The film is based on the four pages that exist of The black ball, the only work by Lorca with a declared homosexual protagonist, and also in the play The dark stoneby Alberto Conejero, inspired by Rafael Rodríguez Rapún, footballer for Atlético de Madrid, student of Mining Engineering, secretary of the Barraca and one of the loves of Federico García Lorca. The script of The black ball It is divided into three times that intersect with each other – 1932, 1937 and the present -, and in them the voice of Lorca and his Sonnets of dark lovewritten by the Granada poet during his last years of life, and compiled and published posthumously.
It’s been almost a decade since The call, the Javis’ first feature film, and three years since they reached creative maturity with the series The Messiah The black ball It is the Javis’s second film and it has arrived at Cannes with a bang: it is a very ambitious film that dares to deal with the Civil War from a new generational perspective that finds in Lorca, shot for being a leftist and a homosexual a month after Franco’s coup d’état, a bridge to the rupture of a war that brought 40 years of national-Catholic dictatorship.
An ensemble film, its cast includes Lola Dueñas and Carlos González (mother and son in the contemporary plot, which takes place mainly in Madrid); Miguel Bernardeau and the musician Guitarricadelafuente —who are, respectively, Rafael Rodríguez Rapún and the national soldier who guards him in the Santander prison in 1937— and Milo Quifes, who plays the protagonist of The black ballset in 1932 in Granada. Glenn Close credibly plays a Lorca specialist in the present and Penélope Cruz is that unforgettable star who encourages the troops in Santander.
The entire cast works, but especially Dueñas and Carlos González, in whose mother-son relationship they achieve moments with the unmistakable stamp of the Javis. Bernardeau also stands out as a safeguard of Lorca’s memory. It is a shame that in the two hours and 35 minutes of footage there are unnecessary and redundant dreamlike excesses, such as the pompous ending in the snow of the Granada story, which had already closed minutes before, or the escape climbing a Christ by Guitarricadelafuente at the beginning, with an epic that is too underlined, and even more so in a poor town in that Spain.
But they are secondary details compared to the whole.

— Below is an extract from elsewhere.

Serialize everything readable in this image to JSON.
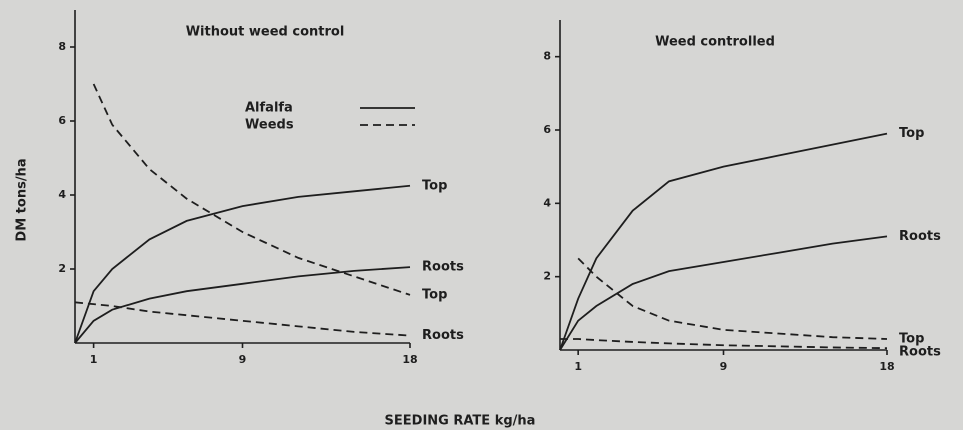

There was a lot of expectation with The black ball and the film confirms the talent of its creators, capable of bringing the Civil War and historical memory to their terrain.
The black ball competed with another war film queer, Cowarddel belga Lukas Dhont, el director de Close, awarded at this festival in 2022. Set during the Great War, it tells a love story in the middle of that horrible human slaughterhouse. In his impressionistic way, very close to the skin of his two main characters, Dhont builds a story of loneliness, love, theater and transvestism in the midst of mud and blood.